Grassroots conservatives staunchly opposed a soft amnesty along these lines when it was proposed by the Bush administration, and they continue to oppose it now. They’ve long had the numbers and the influence in Congress to keep legislation to this effect from making it to President Barack Obama’s desk. It’s true that Cantor and other Republicans, including Boehner, had tried to find ways to revive the immigration reform effort, but they weren’t gaining much traction.

Tea Party vs. the Establishment. Though Cantor is now being portrayed as an establishment Republican par excellence, it is important to remember that he had long styled himself as a more conservative alternative to Boehner, who was always careful to cultivate allies to his right. Cantor predates the tea party, and his urbane manner contrasted with the populist style that is a hallmark of the tea party right.

Nevertheless, Cantor was, by and large, a man with whom tea party conservatives could do business, and he was willing to take on the thankless task of leading often fractious House Republicans.

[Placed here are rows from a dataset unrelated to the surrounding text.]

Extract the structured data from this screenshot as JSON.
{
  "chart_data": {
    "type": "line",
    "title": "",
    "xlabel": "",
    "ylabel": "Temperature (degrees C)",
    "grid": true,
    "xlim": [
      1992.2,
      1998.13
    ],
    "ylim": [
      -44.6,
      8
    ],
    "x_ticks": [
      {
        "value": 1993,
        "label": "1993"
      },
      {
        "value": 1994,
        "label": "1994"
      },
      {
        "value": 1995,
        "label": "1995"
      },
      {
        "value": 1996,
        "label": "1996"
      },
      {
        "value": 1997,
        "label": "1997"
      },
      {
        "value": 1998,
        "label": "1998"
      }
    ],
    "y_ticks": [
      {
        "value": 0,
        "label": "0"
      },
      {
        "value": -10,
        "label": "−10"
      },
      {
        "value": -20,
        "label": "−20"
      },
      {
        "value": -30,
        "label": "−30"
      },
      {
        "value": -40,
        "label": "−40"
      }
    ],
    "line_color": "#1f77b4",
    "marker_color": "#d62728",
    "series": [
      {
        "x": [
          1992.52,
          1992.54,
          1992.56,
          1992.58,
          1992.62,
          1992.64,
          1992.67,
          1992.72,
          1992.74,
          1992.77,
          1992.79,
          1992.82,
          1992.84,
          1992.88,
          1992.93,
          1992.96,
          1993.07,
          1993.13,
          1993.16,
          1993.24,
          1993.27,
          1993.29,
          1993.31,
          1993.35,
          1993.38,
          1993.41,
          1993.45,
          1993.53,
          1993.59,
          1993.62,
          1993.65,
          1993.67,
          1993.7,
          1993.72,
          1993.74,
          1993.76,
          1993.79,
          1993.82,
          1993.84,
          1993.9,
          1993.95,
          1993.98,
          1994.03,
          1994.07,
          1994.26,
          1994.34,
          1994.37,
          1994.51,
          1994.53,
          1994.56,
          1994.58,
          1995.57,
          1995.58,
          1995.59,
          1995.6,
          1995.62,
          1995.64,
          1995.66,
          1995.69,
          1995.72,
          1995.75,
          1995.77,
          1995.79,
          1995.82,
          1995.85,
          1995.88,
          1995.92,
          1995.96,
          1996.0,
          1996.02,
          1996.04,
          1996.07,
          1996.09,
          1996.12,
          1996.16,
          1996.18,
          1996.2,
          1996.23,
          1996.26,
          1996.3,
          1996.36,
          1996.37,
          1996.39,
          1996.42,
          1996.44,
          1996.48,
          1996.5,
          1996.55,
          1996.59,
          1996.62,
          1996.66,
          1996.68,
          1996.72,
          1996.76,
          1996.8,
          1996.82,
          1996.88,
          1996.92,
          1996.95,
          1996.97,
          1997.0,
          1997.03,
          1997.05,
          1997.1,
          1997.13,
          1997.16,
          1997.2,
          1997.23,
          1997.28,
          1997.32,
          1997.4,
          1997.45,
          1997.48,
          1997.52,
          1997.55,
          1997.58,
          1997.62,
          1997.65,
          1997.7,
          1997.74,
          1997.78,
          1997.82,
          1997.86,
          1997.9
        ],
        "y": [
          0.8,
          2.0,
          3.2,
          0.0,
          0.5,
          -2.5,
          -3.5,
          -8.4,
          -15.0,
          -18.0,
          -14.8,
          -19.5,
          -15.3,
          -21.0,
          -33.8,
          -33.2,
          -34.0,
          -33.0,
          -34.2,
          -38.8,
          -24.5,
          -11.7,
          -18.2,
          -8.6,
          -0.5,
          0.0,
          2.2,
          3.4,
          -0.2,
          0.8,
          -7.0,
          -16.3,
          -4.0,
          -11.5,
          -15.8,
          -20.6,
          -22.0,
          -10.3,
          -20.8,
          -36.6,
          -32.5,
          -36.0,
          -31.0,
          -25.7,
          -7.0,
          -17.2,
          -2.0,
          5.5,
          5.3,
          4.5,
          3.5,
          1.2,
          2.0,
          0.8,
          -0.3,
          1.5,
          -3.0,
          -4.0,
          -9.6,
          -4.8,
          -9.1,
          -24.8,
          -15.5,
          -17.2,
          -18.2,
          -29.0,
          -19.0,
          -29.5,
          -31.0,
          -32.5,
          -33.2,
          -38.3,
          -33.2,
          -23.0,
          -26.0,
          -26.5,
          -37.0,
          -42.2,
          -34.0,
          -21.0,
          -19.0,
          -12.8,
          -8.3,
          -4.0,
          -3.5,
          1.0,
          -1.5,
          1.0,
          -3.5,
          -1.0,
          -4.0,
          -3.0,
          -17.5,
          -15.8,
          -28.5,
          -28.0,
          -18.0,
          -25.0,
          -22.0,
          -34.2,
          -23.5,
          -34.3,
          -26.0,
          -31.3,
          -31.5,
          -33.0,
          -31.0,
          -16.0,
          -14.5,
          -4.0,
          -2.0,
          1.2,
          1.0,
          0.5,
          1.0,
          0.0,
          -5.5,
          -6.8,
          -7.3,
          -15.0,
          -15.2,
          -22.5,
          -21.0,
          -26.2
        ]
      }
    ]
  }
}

It is true that, as Ross Douthat observes, Cantor was seen as a friend of K Street, the lobbying corridor that does so much to shape American politics on both sides of the partisan divide. But it’s only relatively recently that (some) tea party conservatives decided that they wanted Cantor’s scalp. To suggest that Cantor’s defeat is a victory for the Republican right over the party’s squishy centrists is not quite correct.

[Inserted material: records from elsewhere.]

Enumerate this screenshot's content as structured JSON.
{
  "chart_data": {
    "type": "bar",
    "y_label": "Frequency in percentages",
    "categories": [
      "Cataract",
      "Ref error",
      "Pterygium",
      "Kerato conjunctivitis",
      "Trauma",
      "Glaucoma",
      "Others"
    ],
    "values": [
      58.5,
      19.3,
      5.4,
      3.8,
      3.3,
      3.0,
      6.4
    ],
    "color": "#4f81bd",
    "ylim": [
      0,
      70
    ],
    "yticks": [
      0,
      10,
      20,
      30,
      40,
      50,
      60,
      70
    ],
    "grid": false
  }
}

Change vs. the Status Quo. My preferred interpretation is that Cantor’s defeat represents a defeat for those Republicans who believe that there is nothing wrong with the party that can’t be solved by a charismatic candidate and moving to the left on social issues like marriage equality and immigration reform. National Review senior editor Ramesh Ponnuru laments Cantor’s defeat because he had done so much to tout the work of conservative policy thinkers offering an alternative to the centralized, top-down, big-government policies offered by the left and the coziness with big business and Wall Street that defines too much of the right. He is right to do so. Cantor really did make an effort to open up the domestic policy conversation on the right.

Yet like Douthat, Ponnuru suggests that Cantor’s shift might have been too little too late: had Cantor been quicker to champion Main Street over Wall Street, he might have bested Brat. Instead, Brat’s call for a Main Street agenda resonated with enough GOP primary voters to put him over the top. If Brat’s success doesn’t demonstrate that rank-and-file Republicans are hungry for change, nothing will.

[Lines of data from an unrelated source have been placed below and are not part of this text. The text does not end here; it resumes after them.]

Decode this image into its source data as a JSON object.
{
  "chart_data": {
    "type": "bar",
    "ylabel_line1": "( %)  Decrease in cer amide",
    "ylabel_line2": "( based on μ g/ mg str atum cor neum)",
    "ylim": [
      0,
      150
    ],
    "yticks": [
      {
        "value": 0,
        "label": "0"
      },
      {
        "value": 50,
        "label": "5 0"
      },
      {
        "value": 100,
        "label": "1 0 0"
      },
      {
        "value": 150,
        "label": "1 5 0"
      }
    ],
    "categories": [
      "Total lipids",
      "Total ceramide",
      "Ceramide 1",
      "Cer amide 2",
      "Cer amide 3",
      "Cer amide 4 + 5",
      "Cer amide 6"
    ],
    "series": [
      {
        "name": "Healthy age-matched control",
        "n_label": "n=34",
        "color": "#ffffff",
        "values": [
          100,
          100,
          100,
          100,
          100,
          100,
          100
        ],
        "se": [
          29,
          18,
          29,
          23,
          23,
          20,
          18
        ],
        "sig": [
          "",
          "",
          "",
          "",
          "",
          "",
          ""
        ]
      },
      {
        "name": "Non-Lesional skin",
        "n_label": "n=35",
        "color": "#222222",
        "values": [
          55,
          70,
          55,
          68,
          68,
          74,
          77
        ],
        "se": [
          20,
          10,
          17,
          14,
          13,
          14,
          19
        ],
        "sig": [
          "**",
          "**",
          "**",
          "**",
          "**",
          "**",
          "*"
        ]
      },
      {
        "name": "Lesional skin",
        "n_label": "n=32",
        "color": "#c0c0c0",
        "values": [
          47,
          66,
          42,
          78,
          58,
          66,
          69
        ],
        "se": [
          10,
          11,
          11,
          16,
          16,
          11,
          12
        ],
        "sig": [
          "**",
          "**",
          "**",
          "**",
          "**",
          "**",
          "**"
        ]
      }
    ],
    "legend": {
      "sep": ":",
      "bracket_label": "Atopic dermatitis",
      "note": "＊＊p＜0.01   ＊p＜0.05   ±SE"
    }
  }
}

The tea party movement does not represent some irrational, nihilistic force, as its critics both inside and outside of the Republican coalition maintain. Rather, it is a movement founded on the belief that the Republican elite has grown fat, happy and complacent at a time when the country faces serious challenges — economic, fiscal, and social — and that the elite needs to be shaken out of its torpor.

What the movement needs is an agenda: something to be for, not just something to be against. Cantor’s defeat underscores that this longing for change persists, and that it won’t go away until Republicans start seriously addressing the economic stagnation at the bottom and the crony-capitalist corruption at the top of the American economy.